Zeitreise durch Kölner Karneval

Wie auch heute besprachen die Büttenredner damals bei ihren Auftritten die Themen, die seinerzeit eben die Bürgerinnen und Bürger beschäftigten. In den Reden der 50er-Jahre ging es etwa um die kontrovers diskutierte sogenannte Wiederbewaffnung Deutschlands, den Start des sowjetischen Satelliten Sputnik 1 oder die erste Ampelanlage Kölns. Bevor Junggeburths Ehefrau Catherine den Abspielknopf drückt, klärt der Moderator „auf humorige Art und Weise“ über die historischen Hintergründe auf, wie Junggeburth sagt. So können auch später Geborene inhaltlich folgen.

Wicky Junggeburth sitzt an einem Schreibtisch mit Tonbandgeräten.

Wicky Junggeburth beherbergt bei sich zu Hause ein großes Tonarchiv. Das Foto stammt aus 2018.

Nicht nur Büttenreden gehören zum Programm, auch Musik zählt dazu. Einen kleinen Abschnitt des Abends widme Junggeburth mittlerweile Liedern mit zotigen, nicht-jugendfreien Texten, die damals bei Herrensitzungen oder „Scheunenbällen“ gesungen wurden. „Da sind Texte dabei, die haben es in sich“, sagt Junggeburth.

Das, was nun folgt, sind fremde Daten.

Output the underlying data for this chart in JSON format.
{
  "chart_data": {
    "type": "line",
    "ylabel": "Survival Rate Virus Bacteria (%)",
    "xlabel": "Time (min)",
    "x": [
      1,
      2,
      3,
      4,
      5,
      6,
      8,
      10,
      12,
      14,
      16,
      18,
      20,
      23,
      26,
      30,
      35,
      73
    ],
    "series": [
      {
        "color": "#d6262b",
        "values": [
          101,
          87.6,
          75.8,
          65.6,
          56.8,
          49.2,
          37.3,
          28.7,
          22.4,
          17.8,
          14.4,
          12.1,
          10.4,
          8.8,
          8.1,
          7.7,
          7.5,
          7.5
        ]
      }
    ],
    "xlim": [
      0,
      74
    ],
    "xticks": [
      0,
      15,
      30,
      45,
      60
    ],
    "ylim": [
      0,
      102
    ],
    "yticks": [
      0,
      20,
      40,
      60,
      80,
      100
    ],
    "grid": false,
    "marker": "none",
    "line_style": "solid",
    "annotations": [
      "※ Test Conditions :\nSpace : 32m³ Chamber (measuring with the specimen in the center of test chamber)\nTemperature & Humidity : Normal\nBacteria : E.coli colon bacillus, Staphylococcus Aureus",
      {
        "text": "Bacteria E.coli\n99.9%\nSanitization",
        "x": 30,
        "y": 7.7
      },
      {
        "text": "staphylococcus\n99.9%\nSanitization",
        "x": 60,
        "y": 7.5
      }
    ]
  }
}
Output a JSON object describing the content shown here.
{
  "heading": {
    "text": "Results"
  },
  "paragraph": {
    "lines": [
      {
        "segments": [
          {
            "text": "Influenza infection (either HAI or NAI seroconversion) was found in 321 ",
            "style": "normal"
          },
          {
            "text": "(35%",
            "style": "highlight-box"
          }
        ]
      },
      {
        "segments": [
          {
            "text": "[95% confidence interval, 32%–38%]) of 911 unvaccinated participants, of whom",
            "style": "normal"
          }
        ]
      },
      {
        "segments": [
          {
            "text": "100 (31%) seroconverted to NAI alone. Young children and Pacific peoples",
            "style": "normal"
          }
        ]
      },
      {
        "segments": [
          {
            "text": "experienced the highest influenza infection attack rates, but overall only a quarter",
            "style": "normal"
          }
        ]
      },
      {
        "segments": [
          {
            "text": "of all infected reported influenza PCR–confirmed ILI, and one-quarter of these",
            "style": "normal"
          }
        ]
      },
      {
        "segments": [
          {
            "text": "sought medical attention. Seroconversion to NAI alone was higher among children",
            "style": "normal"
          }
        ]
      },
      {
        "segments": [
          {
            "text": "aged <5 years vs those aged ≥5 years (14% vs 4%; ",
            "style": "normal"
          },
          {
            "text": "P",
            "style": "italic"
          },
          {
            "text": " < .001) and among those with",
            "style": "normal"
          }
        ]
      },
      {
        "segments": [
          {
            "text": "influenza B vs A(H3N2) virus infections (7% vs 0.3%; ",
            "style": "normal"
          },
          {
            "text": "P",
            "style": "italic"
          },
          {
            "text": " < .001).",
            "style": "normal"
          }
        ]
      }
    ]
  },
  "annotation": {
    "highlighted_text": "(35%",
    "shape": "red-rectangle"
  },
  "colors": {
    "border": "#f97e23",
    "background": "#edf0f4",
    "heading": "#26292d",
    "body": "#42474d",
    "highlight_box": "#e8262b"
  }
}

Die Nachfrage danach sei – insbesondere beim weiblichen Publikum – hoch.

Die Audio-Sammlung Junggeburths ist auf seinen Vater zurückzuführen. 1949 habe er, der ein Elektro-Geschäft in der Südstadt führte, angefangen, alles im Kölner Karneval aufzunehmen, was gesendet wurde. Als Junggeburth zehn Jahre alt war, also 1961, setzte er diese Sammlung selbstständig fort. Die Digitalisierung der unzähligen Bänder und Schallplatten, mit der er vor rund 25 Jahren begann, sei eine „Lebensaufgabe“.

Büttenredner sprechen heute kaum noch Kölsch

Zu dem Fundus, der zu rund einem Viertel auch aus Videos bestehe, gehören laut Junggeburth nicht nur Aufnahmen aus dem Rundfunk: Viele Präsidenten hätten bei Sitzungen damals ihr Tonbandgerät mitlaufen lassen, so sei Junggeburth auch in Besitz „hochexklusiver“ Aufnahmen gekommen.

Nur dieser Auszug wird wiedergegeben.